Das Chaos ist vorprogrammiert. Grönlands Flughäfen sind am Limit. Ihre Wetterabhängigkeit ist extrem hoch, verfügen sie doch oft nur über rudimentäre Ausstattung. Regelmäßiger und planbarer Flugverkehr speziell an der im Vergleich zur Ostküste dicht besiedelten Westküste mit ihren unzähligen, schwer erreichbaren Siedlungen und touristischen Hotspots und mit ihren häufigen Wetterkapriolen ist nur selten möglich.
Den Flughäfen fehlt es an ausreichend langen Start- und Landebahnen sowie an modernen Landehilfen. Dabei wird der Luftverkehr dringend benötigt, sind doch viele Orte nur per Schiff, Flugzeug oder gar nur per Helikopter erreichbar. Grönland verfügt über 13 Flughäfen, aber auch über etwa 40 Hubschrauberlandeplätze.
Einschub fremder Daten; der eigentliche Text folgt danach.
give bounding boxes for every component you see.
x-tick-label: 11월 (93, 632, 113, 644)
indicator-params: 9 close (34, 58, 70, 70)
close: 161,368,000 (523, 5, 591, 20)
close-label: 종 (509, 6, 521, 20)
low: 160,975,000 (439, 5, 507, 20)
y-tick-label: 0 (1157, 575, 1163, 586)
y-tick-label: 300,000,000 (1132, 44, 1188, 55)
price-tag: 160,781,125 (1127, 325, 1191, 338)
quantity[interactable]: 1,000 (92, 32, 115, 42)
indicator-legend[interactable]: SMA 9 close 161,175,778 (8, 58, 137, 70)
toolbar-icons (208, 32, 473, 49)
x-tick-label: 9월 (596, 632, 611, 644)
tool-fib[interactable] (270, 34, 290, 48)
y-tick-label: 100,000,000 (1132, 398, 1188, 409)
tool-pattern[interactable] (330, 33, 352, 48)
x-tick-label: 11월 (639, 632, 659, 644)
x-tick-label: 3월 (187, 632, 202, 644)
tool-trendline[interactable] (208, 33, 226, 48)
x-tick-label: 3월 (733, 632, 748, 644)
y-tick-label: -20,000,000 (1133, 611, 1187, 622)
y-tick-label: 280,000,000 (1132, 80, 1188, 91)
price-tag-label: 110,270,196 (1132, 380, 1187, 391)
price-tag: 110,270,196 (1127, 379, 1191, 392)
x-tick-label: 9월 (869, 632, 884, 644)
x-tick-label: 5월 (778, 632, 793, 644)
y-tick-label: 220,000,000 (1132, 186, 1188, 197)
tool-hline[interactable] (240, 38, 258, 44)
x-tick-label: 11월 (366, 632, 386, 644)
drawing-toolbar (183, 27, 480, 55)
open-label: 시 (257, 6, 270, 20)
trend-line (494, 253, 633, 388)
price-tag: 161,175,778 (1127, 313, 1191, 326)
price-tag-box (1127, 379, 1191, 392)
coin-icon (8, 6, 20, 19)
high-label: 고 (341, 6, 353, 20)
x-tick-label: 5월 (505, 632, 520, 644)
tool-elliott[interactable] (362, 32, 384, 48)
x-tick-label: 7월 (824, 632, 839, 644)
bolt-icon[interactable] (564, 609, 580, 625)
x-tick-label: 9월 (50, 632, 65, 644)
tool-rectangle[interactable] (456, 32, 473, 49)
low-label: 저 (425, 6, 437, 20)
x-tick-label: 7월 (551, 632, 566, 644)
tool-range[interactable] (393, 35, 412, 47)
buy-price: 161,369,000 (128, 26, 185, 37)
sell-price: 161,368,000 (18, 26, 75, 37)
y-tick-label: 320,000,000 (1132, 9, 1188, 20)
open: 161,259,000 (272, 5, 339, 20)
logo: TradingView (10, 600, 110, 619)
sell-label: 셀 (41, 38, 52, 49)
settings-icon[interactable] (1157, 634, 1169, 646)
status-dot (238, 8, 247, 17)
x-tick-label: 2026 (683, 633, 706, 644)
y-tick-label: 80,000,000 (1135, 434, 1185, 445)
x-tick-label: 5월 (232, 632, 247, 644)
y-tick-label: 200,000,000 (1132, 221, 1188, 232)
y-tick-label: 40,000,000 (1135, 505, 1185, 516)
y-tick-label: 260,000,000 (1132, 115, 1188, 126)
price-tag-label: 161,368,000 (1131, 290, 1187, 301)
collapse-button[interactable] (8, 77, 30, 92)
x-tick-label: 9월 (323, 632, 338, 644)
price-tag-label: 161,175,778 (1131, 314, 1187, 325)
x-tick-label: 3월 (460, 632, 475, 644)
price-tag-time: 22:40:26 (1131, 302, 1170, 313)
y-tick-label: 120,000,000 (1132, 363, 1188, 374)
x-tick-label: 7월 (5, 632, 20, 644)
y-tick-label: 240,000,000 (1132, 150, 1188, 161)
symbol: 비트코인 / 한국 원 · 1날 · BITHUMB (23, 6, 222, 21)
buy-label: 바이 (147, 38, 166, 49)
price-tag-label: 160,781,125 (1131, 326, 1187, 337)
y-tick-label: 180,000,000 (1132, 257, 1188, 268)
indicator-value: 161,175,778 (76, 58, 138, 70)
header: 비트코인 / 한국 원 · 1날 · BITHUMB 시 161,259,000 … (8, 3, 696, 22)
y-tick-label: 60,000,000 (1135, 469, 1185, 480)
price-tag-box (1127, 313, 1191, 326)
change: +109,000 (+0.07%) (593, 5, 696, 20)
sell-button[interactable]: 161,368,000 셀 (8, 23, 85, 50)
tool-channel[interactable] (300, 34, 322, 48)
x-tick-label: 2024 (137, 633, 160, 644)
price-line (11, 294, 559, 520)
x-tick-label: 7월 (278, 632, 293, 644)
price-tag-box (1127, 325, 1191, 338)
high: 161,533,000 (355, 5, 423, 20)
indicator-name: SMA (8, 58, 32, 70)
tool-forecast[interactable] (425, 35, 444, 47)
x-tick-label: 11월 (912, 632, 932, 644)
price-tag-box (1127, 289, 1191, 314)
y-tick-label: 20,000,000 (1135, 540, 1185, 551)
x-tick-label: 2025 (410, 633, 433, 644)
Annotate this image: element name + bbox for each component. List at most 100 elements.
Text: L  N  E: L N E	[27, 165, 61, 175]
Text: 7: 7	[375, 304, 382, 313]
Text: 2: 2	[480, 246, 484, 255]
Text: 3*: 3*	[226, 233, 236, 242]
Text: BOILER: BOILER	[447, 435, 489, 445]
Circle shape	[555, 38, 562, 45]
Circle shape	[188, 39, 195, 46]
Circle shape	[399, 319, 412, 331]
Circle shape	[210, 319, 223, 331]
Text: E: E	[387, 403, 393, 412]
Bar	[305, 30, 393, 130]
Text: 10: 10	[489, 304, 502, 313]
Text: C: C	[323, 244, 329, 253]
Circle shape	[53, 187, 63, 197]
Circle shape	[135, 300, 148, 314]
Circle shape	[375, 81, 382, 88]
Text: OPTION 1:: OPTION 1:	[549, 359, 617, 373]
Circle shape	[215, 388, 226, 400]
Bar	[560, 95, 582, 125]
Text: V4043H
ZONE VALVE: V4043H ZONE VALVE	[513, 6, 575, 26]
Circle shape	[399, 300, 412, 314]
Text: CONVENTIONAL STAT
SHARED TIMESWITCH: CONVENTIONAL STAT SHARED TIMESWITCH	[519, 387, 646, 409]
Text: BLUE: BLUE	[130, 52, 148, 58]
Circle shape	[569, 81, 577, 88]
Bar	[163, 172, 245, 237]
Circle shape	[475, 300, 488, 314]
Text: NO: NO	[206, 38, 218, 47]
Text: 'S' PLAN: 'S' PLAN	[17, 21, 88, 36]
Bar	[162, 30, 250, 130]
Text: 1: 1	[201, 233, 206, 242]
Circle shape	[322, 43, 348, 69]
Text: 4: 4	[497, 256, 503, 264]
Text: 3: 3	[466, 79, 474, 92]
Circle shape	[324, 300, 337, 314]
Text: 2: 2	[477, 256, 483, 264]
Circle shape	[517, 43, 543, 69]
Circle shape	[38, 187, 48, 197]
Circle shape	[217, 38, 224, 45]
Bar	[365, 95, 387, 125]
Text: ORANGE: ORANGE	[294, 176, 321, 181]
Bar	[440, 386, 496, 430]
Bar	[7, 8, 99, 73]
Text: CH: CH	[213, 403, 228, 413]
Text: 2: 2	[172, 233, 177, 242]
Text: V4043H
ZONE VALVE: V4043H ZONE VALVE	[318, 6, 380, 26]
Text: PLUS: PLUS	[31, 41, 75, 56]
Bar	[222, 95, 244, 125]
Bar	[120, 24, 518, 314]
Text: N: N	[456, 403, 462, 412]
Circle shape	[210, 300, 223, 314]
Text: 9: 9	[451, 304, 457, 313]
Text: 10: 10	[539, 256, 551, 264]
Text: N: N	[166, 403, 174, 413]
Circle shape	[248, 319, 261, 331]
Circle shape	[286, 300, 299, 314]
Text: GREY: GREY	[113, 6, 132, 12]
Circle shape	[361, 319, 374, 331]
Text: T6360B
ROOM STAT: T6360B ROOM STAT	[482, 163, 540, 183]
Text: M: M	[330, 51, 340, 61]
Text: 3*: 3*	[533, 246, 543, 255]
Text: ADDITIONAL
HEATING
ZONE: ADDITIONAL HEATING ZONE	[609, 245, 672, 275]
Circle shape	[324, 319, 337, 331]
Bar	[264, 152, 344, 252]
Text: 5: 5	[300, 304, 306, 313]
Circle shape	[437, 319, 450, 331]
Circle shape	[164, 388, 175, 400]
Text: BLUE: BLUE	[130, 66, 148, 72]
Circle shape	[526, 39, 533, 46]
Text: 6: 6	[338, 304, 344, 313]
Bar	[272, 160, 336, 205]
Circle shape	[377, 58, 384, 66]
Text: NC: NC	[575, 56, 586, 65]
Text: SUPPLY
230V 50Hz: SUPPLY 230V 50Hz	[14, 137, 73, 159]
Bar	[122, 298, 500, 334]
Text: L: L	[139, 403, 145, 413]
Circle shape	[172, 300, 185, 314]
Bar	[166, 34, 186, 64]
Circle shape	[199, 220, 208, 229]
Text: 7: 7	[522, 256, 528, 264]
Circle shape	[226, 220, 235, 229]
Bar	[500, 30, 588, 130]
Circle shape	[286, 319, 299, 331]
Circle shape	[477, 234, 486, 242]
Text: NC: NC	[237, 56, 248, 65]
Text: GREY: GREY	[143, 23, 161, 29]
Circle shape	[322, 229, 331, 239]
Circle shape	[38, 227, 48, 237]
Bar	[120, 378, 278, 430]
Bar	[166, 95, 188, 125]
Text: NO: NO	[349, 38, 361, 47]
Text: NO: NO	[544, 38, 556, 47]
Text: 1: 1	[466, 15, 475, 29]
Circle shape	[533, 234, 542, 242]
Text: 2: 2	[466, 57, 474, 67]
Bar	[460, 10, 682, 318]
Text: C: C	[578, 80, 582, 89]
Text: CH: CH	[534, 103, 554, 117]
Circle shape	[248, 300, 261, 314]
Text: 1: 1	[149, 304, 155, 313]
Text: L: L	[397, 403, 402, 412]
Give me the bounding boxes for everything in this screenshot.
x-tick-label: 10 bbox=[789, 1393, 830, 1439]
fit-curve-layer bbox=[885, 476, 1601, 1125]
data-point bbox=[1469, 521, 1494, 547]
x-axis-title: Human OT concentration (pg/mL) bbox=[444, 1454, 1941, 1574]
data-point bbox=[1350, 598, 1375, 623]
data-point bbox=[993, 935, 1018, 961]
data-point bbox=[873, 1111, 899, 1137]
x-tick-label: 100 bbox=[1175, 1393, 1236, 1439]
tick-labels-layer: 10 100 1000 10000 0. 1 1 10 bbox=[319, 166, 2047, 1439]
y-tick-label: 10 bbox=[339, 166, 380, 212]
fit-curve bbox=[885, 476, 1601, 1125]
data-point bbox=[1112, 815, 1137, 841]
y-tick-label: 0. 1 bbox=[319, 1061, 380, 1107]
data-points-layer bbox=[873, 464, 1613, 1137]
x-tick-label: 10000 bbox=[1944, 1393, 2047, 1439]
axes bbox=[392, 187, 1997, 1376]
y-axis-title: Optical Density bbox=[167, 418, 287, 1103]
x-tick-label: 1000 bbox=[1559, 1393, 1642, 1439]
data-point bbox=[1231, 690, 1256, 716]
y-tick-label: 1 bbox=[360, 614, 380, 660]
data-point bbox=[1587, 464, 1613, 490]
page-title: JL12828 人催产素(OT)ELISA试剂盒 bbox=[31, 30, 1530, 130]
Das hat auch die grönländische Regierung inzwischen erkannt und sich entschlossen, endlich Abhilfe zu schaffen. Bisher diente ausschließlich der weitab von jeglichen größeren Siedlungen gelegene Flughafen von Kangerlussuaq als internationales Tor zu Westgrönland.
Er verfügt als ehemaliger Militärflughafen der USA aus dem 2. Weltkrieg sowohl über moderne Anflughilfen als auch über eine ausreichend lange Start- und Landebahn. Neben Charterflügen ist hier besonders Air Greenland mit ihrem nagelneuen modernen A330-800 Neo fast täglich präsent.
Und so wiederholt sich regelmäßig dasselbe Schauspiel: kleine Propellermaschinen vom Typ Dash 8-200 von Air Greenland bringen aus allen Teilen Westgrönlands einem Hummelschwarm gleich ab dem frühen Morgen mit unzähligen Flügen Passagiere zum Drehkreuz SFJ, um nach Landung der Langstreckenmaschine aus Kopenhagen die ankommenden Gäste mit ebenso vielen Flügen wieder über Westgrönland zu verteilen.
Nicht selten bildet dann der Helikopter noch das letzte Teilstück zum Endziel.
Doch damit soll bald Schluss sein. In Grönland wird gebaut!
Bereits 2015 wurde beschlossen, die drei wichtigsten Standorte Westgrönlands mit zeitgemäßer Flughafeninfrastruktur auszustatten. Dazu wurden fünf Milliarden Dänische Kronen bereitgestellt. So wird neben der Hauptstadt Nuuk (hierhin reist mehr als die Hälfte aller Passagiere in Grönland) speziell der Touristenhotspot Ilulissat aufgerüstet. Ilulissat ist bekannt und bei Touristen beliebt wegen der Diskobucht und dem Eisfjord, UNESCO-Welterbestätten. Der Bau von jeweils 2.200 Meter langen Start- und Landebahnen (SLB) mit entsprechenden Anflughilfen ist in vollem Gange und auch die Terminalkapazitäten werden mittels Neubauten massiv erweitert und wesentlich zeitgemäßer gestaltet. Dritter Ort im Bunde ist Qaqortoq im Süden Grönlands, wo ebenso ein komplett neuer Airport entsteht, der den bisherigen, weit abgelegenen in Narsarsuaq ersetzen wird.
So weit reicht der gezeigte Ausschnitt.